The dream would be to be able to have a finished product of a decent size (if you excuse the pun) and all I can really offer to a potential collaborator would be an even split on any profit in the long run - but if anyone has any ideas or anyone wants to chat to me then feel free to get in contact with me on FA if and when you can, or reply in this thread! I'm just trying to look for ideas how I could really move this forward to the next level of the project...


----------



## Ilayas (Sep 11, 2012)

So it's a hyper/macro comic.  I'm not interested (because that's not really my thing) but I am wondering how you plan on generation profit from this comic?


----------



## lizzimba (Sep 11, 2012)

The aim long term would be to get a coloured or neat version to perhaps be sold at cons or online. At the.moment I'm just concentrating on getting the pencil sketch version finished. That said, this really is more a labour of love first and foremost and the driving force would be to have a complete looking finished product and it would probably be up to an artist to show a similar kind of love to get it done more then for any huge financial gain.

Also the comic isn't hyper or anything like that, its merely a growing and shrinking kinda affair.


----------



## sunandshadow (Sep 11, 2012)

Try sofurry's art forum too, if you haven't yet.


----------



## lizzimba (Sep 12, 2012)

sunandshadow said:


> Try sofurry's art forum too, if you haven't yet.

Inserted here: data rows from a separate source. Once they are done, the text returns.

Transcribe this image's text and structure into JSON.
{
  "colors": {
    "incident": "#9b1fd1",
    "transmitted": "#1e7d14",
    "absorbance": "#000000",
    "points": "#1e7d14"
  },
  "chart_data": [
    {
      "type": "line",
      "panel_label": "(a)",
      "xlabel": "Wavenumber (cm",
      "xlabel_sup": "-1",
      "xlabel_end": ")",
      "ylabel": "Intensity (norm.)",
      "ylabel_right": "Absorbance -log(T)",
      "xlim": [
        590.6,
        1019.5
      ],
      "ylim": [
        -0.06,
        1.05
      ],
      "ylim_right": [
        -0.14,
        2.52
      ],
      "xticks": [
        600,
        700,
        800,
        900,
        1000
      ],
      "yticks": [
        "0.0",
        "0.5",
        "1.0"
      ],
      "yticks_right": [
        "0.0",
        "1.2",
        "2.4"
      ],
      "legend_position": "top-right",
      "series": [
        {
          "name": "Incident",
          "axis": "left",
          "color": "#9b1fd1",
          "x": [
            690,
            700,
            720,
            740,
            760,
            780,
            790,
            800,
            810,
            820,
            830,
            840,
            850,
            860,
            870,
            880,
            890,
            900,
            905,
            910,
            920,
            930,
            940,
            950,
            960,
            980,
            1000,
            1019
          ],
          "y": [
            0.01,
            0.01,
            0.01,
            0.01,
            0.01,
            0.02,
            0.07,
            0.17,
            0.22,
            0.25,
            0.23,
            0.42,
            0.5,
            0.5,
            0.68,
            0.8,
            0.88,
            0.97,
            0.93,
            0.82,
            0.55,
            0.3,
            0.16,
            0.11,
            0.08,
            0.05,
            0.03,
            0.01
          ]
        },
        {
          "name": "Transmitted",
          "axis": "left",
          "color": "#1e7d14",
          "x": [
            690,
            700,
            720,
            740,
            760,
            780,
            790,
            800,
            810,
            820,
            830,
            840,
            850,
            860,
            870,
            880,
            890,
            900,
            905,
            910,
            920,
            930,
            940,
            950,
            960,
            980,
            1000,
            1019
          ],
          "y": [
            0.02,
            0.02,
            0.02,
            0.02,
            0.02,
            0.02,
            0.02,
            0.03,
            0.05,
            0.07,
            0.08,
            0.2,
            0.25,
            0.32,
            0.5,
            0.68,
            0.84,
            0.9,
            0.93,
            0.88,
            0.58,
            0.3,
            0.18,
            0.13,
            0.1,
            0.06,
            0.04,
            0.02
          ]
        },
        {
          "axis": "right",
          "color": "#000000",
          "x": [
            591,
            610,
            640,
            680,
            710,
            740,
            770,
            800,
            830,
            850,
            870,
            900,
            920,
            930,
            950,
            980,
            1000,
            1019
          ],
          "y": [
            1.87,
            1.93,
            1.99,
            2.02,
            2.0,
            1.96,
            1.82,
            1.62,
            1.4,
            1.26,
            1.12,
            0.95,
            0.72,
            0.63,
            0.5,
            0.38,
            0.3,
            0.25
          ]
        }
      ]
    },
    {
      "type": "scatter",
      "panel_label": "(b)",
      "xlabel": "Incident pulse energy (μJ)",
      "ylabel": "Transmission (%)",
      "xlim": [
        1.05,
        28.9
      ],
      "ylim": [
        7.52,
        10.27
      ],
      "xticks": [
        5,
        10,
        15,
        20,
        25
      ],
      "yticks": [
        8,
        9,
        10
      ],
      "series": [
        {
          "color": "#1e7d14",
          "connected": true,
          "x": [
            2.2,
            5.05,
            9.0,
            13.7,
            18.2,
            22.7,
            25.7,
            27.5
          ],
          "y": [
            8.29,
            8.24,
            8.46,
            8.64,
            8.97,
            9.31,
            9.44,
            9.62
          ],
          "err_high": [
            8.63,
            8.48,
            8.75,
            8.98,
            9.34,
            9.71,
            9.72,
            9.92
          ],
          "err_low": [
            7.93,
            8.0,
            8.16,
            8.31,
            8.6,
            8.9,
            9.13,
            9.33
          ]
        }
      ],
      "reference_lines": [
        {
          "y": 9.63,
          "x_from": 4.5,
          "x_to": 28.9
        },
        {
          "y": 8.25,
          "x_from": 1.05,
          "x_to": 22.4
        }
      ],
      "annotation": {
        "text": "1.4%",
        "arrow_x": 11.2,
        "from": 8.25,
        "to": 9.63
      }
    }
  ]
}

I'll look into that sunandshadow thanks.


----------



## lizzimba (Sep 12, 2012)

Ok put a thread up on Sofurry. 

Also was looking into Manga Studio and was playing around with the trial toand sopt at that would really be the answer, but I dunno if I can find that person.


----------



## HipsterCoyote (Sep 12, 2012)

By "labor of love" you mean 'for free', right? Because I'll color the hell out of a comic, and provide background illustrations since an environments artist is What I Want To Do With My Life, but not fo' free.


----------



## lizzimba (Sep 12, 2012)

Well right now HipsterCoyote Im not in a position to pay for it all to be done, so the best I can offer right now is a split on all profits on the comic which could potentially be lucrative as its very popular and upon completion will be the longest comic of its kind. I want.nothing more then to just pay someone up front but until I have decent money rolling in I can't.make that happen, but I also feel pike I might miss the boat as well if I can't get the ball rolling somehow. There is no way I would let it go unpaid in general though and the potential is there to form a real collaboration in future for other projects. Perhpas we can at least discuss the possibility Hipster see what we could maybe work out?


----------



## HipsterCoyote (Sep 12, 2012)

Sure thing.  Send me a note.


----------



## lizzimba (Sep 13, 2012)

Talking to Hipster, but still looking at options if anyone would like to talk to me or throw their hat into the ring :3


----------